Poussés par une guerre commerciale mondiale, le nouveau Premier ministre canadien, Mark Carney, qui dirige le Parti libéral, et son principal adversaire électoral, le chef du Parti conservateur Pierre Poilievre, ont tous deux proposé des changements radicaux pour stimuler la croissance économique. Selon les derniers sondages, les libéraux devraient remporter le plus grand nombre de sièges, même si la course se resserre.
Si les droits de douane imposés par le président américain Donald Trump constituent un risque énorme pour l'économie canadienne, les observateurs du marché se disent encouragés par les choix politiques proposés dans le cadre de la campagne électorale.
« Je pense que les Canadiens devraient se sentir vraiment satisfaits de leurs choix cette fois-ci », a déclaré Barry Schwartz, directeur des investissements chez Baskin Wealth Management. « Il faut être aussi optimiste que possible pour le Canada pour les dix prochaines années. » Le PIB par habitant du Canada, qui mesure le niveau de vie, a à peine augmenté depuis l'arrivée au pouvoir de Justin Trudeau, le prédécesseur de M. Carney, en 2015, freiné par une croissance médiocre de la productivité. M. Carney, qui a travaillé pour Goldman Sachs avant de diriger les banques centrales du Canada et de la Grande-Bretagne, a annulé une proposition d'augmentation de l'impôt sur les gains en capital qui était impopulaire auprès des investisseurs. Son gouvernement vise la mise en place d'un libre-échange au sein du pays d'ici le 1er juillet, tandis que M. Poilievre et lui-même ont promis d'accélérer les projets énergétiques afin de diversifier les exportations de pétrole vers d'autres marchés que les États-Unis.

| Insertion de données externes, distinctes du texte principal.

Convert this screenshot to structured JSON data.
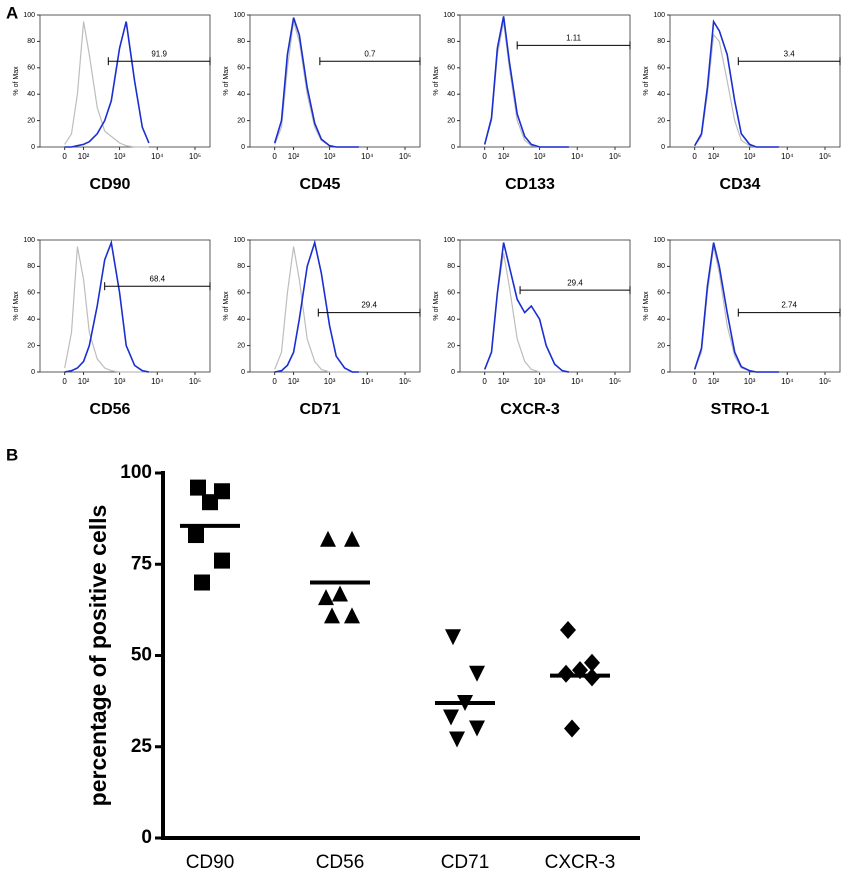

« Il existe désormais un catalyseur et une dynamique pour faire ce qui aurait dû être fait depuis des décennies », a déclaré Tony Stillo, directeur de l'économie canadienne chez Oxford Economics. « Tout, du libre-échange interne à la diversification de nos partenaires commerciaux afin de ne pas mettre tous nos œufs dans le même panier, à savoir les États-Unis. »
Le Canada exporte environ 75 % de ses exportations vers les États-Unis, notamment de l'acier, de l'aluminium et des automobiles, qui ont été frappés par de lourds droits de douane américains, tandis que son rôle de grand producteur de pétrole pourrait le rendre particulièrement vulnérable à un ralentissement de l'économie mondiale. Le FMI a revu à la baisse ses prévisions de croissance pour le Canada, passant de 2 % en janvier à 1,4 % en 2025 et 1,6 % en 2026. Toutefois, l'un des aspects positifs est l'évolution vers un gouvernement canadien plus favorable aux entreprises, a déclaré Greg Taylor, gestionnaire de portefeuille chez Purpose Investments, ajoutant que la menace des droits de douane a incité le pays à prendre des mesures pour accroître la productivité.
« Le marché part déjà du principe, au vu des sondages, que Carney va l'emporter », a déclaré Marc Chandler, stratège en chef des marchés chez Bannockburn Global Forex. « Il a déjà abandonné certaines des politiques les moins populaires de Trudeau et je pense qu'il est plus susceptible de se rapprocher de l'Europe. »
DÉPENSES DÉFICITAIRES Les programmes électoraux publiés ces derniers jours par les deux principaux candidats montrent que les libéraux prévoient de dépenser plus que les conservateurs, tandis que ces derniers prévoient des réductions d'impôts plus importantes. Selon M. Stillo, d'Oxford Economics, le programme libéral propose un soutien budgétaire massif à l'économie, avec des dépenses déficitaires supplémentaires estimées à 2,5 % du PIB au cours des quatre prochaines années, contre 0,3 % dans le programme conservateur.
Son analyse comprend certains ajustements des chiffres avancés par les candidats, notamment la suppression des estimations de recettes supplémentaires liées à la croissance économique plus forte prévue dans le programme conservateur.
Les investisseurs ont tendance à privilégier la combinaison de réductions d'impôts, de réduction des déficits et de déréglementation promise par M. Poilievre. Le dollar canadien devrait se raffermir en cas de victoire surprise des conservateurs, tandis qu'une victoire des libéraux pourrait réduire la nécessité de nouvelles baisses des taux d'intérêt par la Banque du Canada et alourdir l'émission déjà élevée de dette, estiment certains analystes.
Néanmoins, l'expérience de M. Carney en tant que banquier central pourrait rassurer les investisseurs.
« Le marché regarde Carney et se dit : "C'est l'un des nôtres, tout ira bien" », a déclaré Adam Button, analyste en chef des devises chez ForexLive.